A public relations representative for the anti-tax group sent out a news release Monday morning announcing its super PAC arm, Club for Growth Action, would debut the ad on Tuesday morning at the National Press Club in Washington. Asked what the ad is about, Club for Growth spokesman Doug Sachtleben declined to comment.

But as The Washington Post reported earlier this month, the group, which has feuded with Trump throughout the summer, began asking top Republican donors in recent weeks to give them money to fund an attack ad campaign against Trump. But some GOP financiers were skeptical of the plan, fearing it would only fuel Trump’s outsider appeal if a D.C.-based group financed a major effort to criticize him.

“What we’ve said to our members is that ‘Trump is a liability to the future of the nation,’ and we’ve asked them for support for Club for Growth Action to get that message out,” Club for Growth President David McIntosh said in a statement to The Washington Post earlier this month.

Trump and the Club for Growth have been engaged in a nasty back-and-forth for months. In an interview with The Post earlier this month, Trump bashed the Club for Growth for its decision to weigh attacking him and pointed out, as he has previously, that McIntosh asked him in June to donate $1 million to the group.

“They’re critical of me because I wouldn’t give them a million dollars,” Trump said in the interview with The Post. “They came to my office, the president of the Club for Growth came to my office; he asked for a million dollars. He asked for it in writing, just to show you how truly stupid he is. I said, ‘You must be kidding.’ I had no interest in doing it. . . . We told them no, and immediately thereafter, he came after Trump.”

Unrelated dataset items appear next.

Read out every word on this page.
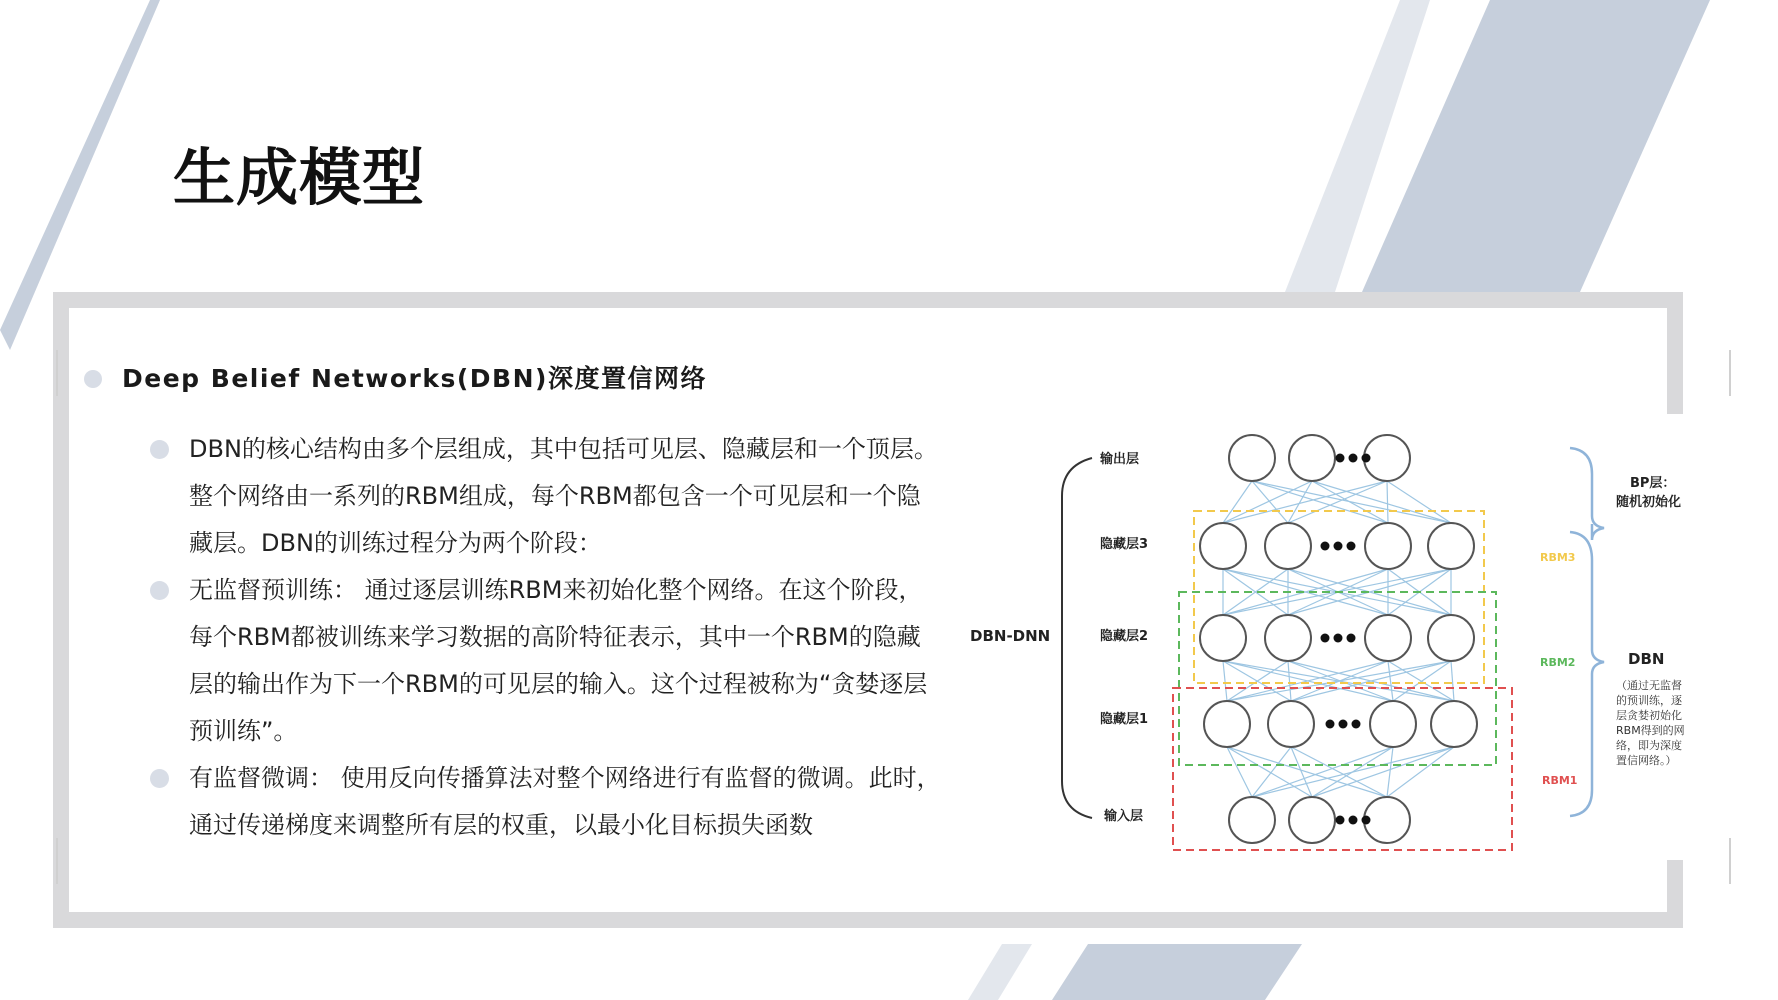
生成模型
Deep Belief Networks(DBN)深度置信网络
DBN的核心结构由多个层组成，其中包括可见层、隐藏层和一个顶层。整个网络由一系列的RBM组成，每个RBM都包含一个可见层和一个隐藏层。DBN的训练过程分为两个阶段：
无监督预训练： 通过逐层训练RBM来初始化整个网络。在这个阶段，每个RBM都被训练来学习数据的高阶特征表示，其中一个RBM的隐藏层的输出作为下一个RBM的可见层的输入。这个过程被称为“贪婪逐层预训练”。
有监督微调： 使用反向传播算法对整个网络进行有监督的微调。此时，通过传递梯度来调整所有层的权重，以最小化目标损失函数
输出层
隐藏层3
隐藏层2
隐藏层1
输入层
DBN-DNN
RBM3
RBM2
RBM1
BP层：
随机初始化
DBN
（通过无监督
的预训练，逐
层贪婪初始化
RBM得到的网
络，即为深度
置信网络。）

Club for Growth officials say Trump's team requested the meeting.

The Club for Growth has a record of going after Republicans it deems insufficiently conservative. It launched an attack ad against Mike Huckabee earlier this year.

The group has also meddled in Democratic primaries, famously taking on liberal candidate Howard Dean in a 2004 ad that labeled him a "tax-hiking, government-expanding, latte-drinking, sushi-eating, Volvo-driving, New York Times-reading" contender.